Stan or Masato, Norma or Masako

Gerry Shikatani

"Mother is Mitsuko, Father now dead since 1974, January 22 Masajiro, Kimurasan still around over 90, Stan or Masato, Norma or masako, Junko is June but really it's just Junko, Miyako that same though she's now as much that Margaret, and Alan or Noboru, I'm Gerry or Osamu, 'Hi!'

There, I've done it, named my family here on a page" (208).

Such a peculiar exercise. My version:

Haha-ue is Reiko Fujibayashi, she kept her maiden name, Dad is Michael, Haji is Hajime though also Ira, Duchan is Ryuuchi but only when I want to annoy him, though generally in public now he's Ezra, and I'm Petra, or Michiko, whichever you can pronounce easier.

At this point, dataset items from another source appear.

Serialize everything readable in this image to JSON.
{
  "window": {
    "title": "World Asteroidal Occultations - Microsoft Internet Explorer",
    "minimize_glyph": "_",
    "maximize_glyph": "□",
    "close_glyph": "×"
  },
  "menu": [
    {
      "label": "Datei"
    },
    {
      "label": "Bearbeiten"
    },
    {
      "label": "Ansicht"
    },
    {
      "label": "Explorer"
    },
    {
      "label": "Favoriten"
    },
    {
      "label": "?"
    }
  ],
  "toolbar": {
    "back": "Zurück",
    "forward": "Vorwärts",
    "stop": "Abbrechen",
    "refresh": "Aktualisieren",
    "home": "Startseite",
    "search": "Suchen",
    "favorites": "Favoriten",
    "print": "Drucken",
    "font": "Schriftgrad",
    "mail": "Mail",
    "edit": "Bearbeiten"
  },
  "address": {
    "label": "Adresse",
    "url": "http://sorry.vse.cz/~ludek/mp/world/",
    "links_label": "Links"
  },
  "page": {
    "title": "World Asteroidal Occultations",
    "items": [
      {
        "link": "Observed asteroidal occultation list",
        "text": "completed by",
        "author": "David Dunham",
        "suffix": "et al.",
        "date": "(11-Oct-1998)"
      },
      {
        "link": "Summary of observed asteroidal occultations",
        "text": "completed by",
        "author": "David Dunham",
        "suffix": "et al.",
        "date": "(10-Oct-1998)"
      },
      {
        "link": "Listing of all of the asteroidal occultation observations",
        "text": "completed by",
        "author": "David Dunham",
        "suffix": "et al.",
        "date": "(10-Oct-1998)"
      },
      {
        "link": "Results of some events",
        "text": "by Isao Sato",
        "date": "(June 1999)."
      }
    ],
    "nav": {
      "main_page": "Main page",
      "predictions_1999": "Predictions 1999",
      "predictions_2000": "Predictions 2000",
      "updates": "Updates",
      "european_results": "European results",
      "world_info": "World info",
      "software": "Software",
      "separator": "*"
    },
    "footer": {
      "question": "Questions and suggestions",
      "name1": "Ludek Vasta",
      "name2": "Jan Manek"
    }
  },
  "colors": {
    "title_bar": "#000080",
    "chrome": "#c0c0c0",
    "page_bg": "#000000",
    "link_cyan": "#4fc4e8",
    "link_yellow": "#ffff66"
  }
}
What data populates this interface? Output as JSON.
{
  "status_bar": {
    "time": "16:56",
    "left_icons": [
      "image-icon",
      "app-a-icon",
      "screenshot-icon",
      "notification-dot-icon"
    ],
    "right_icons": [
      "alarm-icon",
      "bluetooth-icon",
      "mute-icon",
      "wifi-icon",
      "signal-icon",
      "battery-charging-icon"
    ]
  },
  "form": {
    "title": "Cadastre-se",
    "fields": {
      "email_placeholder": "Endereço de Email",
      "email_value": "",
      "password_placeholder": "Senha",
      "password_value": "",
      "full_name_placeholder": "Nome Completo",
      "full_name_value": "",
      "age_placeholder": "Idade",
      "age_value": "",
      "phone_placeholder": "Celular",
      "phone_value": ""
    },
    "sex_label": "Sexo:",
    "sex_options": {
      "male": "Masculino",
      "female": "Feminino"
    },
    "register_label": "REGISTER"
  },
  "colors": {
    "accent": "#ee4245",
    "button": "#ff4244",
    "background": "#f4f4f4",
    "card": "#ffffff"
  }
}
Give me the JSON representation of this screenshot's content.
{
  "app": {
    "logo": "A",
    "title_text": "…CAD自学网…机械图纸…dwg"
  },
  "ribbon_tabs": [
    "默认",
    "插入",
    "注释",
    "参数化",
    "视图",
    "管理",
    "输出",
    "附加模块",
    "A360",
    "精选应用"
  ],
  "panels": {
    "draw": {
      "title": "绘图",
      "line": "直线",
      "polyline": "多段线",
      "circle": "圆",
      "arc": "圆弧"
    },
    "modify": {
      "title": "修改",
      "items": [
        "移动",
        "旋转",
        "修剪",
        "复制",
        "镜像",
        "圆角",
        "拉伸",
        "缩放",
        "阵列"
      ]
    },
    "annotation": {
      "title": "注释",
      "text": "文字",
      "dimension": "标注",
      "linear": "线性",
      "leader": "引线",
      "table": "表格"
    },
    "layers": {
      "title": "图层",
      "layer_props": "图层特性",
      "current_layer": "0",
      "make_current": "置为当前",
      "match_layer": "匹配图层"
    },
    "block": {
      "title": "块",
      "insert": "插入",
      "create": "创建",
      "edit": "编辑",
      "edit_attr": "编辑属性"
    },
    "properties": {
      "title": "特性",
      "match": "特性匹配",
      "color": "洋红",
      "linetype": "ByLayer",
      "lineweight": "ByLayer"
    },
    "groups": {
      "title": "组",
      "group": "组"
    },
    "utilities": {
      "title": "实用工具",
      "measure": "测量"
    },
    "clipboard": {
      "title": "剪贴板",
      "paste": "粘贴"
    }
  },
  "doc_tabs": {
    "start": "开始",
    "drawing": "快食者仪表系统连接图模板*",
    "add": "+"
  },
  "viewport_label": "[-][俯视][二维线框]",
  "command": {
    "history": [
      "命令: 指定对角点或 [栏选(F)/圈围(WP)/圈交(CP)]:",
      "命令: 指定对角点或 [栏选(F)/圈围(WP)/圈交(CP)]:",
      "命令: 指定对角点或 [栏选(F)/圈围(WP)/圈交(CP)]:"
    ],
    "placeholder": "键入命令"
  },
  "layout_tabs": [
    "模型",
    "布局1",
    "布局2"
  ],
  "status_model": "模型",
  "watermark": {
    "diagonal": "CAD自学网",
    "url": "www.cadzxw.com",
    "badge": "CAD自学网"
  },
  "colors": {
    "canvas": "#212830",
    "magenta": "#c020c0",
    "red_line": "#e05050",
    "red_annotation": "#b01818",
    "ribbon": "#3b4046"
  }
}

A pleasure to meet you!

~ Such a split of consciousness that comes from having two names that mean so stridently of different cultures/places. It could get claustrophobically crowded within this family's psyche, with all these names floating around and taking on their own forces of personality. More and more as 'Petra' I feel different as 'Michiko', and it becomes a choice in the morning to be white or yellow. Or if undecided, I wait for the first person to greet me to name me and treat me this or the other half of my split ethnicity/identity, and go from there. I am an undecided soul.

The Shikatani public/private names: "Junko is June but really it's just Junko", the ways of fitting into a society that demands homogeneity of not only culture but also of physicality and name, and so it becomes easier to choose a pronounceable name so as not to feel alienated/isolated by the inability of an addresser to pronounce all the syllables of this name. My mom, Reiko: RAY - KO. Not: Reeee-ko. Though that happens often. Michiko: Mi-chi-ko. So often, though: Mich-ko/Mit-sh-ko/Mee-kak-o. Once, memorably, 'Mexico'. I liked being a country. Ryuichi: Dh-yuu-e-chi. So often: Roo-chee. So it becomes an easier thing to choose the public Western name, in order to protect the private Eastern name from a slaughtering of mispronounciation, an insistence on: "How do you say that? Am I saying it right? I want to get it right, say your name again for me, please, how does it go again? Your name is so different, I've never heard anything like that before, what does it mean?"

The name Shikatani writes under, Gerry, is testament: he cannot hide his ethnicity within an anglo name, his family name precludes this, but he can present himself as partially assimilated by virtue of 'Gerry'. Show through his Western-Eastern name coupling his willingness to become hybrid bridge.